Diese Fallkonstellation ist vorliegend gegeben. Nachdem das Amtsgericht sogar den Angeklagten selber dazu aufgefordert hatte, einen Pflichtverteidiger zwecks Beiordnung zu benennen und dieser Antrag unmittelbar nach Aufforderung gestellt worden war, hat das Amtsgericht diesen Antrag versehentlich nicht beschieden. Vielmehr wurde die Anklage zur Hauptverhandlung zugelassen und das Hauptverfahren unter Verbindung mit einem weiteren Verfahren eröffnet und eine Hauptverhandlung durchgeführt, an der der Verteidiger auch teilgenommen hat. Der Beschwerdeführer durfte im Hinblick auf das Anschreiben des Amtsgerichts. dass eine Beiordnung eines Pflichtverteidigers beabsichtigt sei und sein Verteidiger sich rechtzeitig für ihn zu den Akten gemeldet hatte, auch darauf vertrauen, dass eine Beiordnung erfolgen würde.

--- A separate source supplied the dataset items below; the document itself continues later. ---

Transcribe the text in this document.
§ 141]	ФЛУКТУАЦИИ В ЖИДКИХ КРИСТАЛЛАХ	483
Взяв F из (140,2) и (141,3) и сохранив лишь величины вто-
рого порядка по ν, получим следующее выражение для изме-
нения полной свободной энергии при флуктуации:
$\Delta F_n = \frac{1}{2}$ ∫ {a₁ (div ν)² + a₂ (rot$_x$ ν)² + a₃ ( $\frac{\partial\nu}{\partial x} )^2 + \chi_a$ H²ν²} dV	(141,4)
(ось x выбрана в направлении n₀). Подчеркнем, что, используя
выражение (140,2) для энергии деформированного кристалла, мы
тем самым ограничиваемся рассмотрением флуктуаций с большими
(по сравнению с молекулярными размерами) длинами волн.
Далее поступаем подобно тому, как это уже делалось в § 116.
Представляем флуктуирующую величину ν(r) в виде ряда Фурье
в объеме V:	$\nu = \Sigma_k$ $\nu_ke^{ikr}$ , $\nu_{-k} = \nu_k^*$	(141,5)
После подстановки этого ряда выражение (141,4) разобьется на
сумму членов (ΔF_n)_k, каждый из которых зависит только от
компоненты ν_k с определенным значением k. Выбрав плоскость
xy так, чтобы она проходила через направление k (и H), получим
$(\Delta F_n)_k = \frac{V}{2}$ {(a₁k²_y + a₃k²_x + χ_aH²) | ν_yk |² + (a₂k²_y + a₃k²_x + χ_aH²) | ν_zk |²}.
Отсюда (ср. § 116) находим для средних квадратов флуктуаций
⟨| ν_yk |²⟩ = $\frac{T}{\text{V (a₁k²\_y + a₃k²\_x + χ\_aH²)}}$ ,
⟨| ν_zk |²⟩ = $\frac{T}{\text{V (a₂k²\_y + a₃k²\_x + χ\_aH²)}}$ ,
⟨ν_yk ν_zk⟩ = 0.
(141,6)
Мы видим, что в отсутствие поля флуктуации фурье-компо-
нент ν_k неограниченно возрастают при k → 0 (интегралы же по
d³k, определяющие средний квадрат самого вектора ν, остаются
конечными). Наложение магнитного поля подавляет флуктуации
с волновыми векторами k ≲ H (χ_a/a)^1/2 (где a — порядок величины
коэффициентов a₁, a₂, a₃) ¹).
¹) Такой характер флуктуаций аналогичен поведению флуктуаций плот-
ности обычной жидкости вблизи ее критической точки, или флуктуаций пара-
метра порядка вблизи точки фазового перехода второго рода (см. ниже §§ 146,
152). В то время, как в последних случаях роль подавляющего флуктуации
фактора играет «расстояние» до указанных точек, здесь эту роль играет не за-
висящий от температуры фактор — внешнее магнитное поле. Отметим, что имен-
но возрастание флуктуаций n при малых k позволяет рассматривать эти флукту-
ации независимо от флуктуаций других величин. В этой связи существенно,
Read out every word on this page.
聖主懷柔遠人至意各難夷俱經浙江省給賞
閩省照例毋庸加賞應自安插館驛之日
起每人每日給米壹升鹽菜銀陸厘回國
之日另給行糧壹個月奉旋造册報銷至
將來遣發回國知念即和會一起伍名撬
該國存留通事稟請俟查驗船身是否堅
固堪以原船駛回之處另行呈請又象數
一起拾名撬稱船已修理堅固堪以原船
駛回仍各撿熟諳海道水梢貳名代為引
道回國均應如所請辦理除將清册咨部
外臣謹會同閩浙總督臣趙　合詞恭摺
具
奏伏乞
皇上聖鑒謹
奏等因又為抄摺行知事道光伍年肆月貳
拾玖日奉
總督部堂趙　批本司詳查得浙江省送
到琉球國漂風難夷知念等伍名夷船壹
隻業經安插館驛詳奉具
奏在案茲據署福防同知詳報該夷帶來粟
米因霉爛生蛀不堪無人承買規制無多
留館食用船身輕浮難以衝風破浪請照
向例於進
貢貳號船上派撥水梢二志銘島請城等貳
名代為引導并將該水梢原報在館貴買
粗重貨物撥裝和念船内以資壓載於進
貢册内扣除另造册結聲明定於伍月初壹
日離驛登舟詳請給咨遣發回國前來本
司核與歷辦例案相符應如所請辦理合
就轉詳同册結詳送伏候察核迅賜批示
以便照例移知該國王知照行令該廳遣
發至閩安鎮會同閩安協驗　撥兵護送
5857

Insofern bedurfte es auch keiner Erinnerung durch den Beschwerdeführer bzw. seines Anwaltes im Hinblick auf die Beiordnungsentscheidung. Die Nichtbescheidung des Antrags lag daher außerhalb seines Verantwortungsbereichs und beruhte auf rein internen Vorgängen beim Gericht.

Die Kostenentscheidung beruht auf einer analogen Anwendung des § 467 StPO.